It's inevitable that the human race will leave its carbon footprint on the Earth, and therefore it must continue to find ways to lessen the impact of its fossil fuel consumption. But how?

One approach is carbon capture technologies, which chemically trap carbon dioxide before it is released into the atmosphere. And in a new report published in Science Advances, Cornell researchers have disclosed a novel method for capturing the greenhouse gas and converting it to a useful product–while producing electrical energy.

Lynden Archer, the James A. Friend Family Distinguished Professor of Engineering, and doctoral student Wajdi Al Sadat have developed an oxygen-assisted aluminium/carbon dioxide power cell that uses electrochemical reactions to both sequester the carbon dioxide and produce electricity.

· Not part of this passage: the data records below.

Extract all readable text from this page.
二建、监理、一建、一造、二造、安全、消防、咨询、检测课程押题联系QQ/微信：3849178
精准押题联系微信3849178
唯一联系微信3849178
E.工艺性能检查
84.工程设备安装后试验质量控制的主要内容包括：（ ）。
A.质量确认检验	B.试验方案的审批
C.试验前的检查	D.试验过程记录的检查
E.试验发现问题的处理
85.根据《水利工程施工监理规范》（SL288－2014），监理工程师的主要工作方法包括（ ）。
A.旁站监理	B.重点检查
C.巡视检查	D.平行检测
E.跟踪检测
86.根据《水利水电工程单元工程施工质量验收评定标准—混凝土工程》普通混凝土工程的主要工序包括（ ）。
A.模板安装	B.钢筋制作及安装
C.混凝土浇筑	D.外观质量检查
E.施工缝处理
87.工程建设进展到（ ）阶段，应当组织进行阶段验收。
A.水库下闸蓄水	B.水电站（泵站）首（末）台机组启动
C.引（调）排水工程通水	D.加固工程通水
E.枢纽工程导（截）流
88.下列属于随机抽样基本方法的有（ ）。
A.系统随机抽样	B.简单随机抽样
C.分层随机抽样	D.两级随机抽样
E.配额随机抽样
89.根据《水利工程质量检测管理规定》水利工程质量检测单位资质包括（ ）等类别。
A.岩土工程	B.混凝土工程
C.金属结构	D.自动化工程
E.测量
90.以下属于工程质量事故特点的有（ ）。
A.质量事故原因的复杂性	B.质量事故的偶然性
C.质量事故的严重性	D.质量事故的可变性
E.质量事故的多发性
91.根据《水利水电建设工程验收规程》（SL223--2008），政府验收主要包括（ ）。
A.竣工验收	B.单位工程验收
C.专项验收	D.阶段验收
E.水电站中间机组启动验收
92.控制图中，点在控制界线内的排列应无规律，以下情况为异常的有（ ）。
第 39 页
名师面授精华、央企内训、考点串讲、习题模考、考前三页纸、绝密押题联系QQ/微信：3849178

The group’s proposed cell would use aluminium as the anode and mixed streams of carbon dioxide and oxygen as the active ingredients of the cathode. The electrochemical reactions between the anode and the cathode would sequester the carbon dioxide into carbon-rich compounds while also producing electricity and a valuable oxalate as a by-product.

EETA carbon 01 Figure 1: (Source: Clive Howard/Cornell Marketing Group)

In most current carbon-capture models, the carbon is captured in fluids or solids, which are then heated or depressurised to release the carbon dioxide. The concentrated gas must then be compressed and transported to industries able to reuse it, or sequestered underground. The findings in the study represent a possible paradigm shift, Archer said.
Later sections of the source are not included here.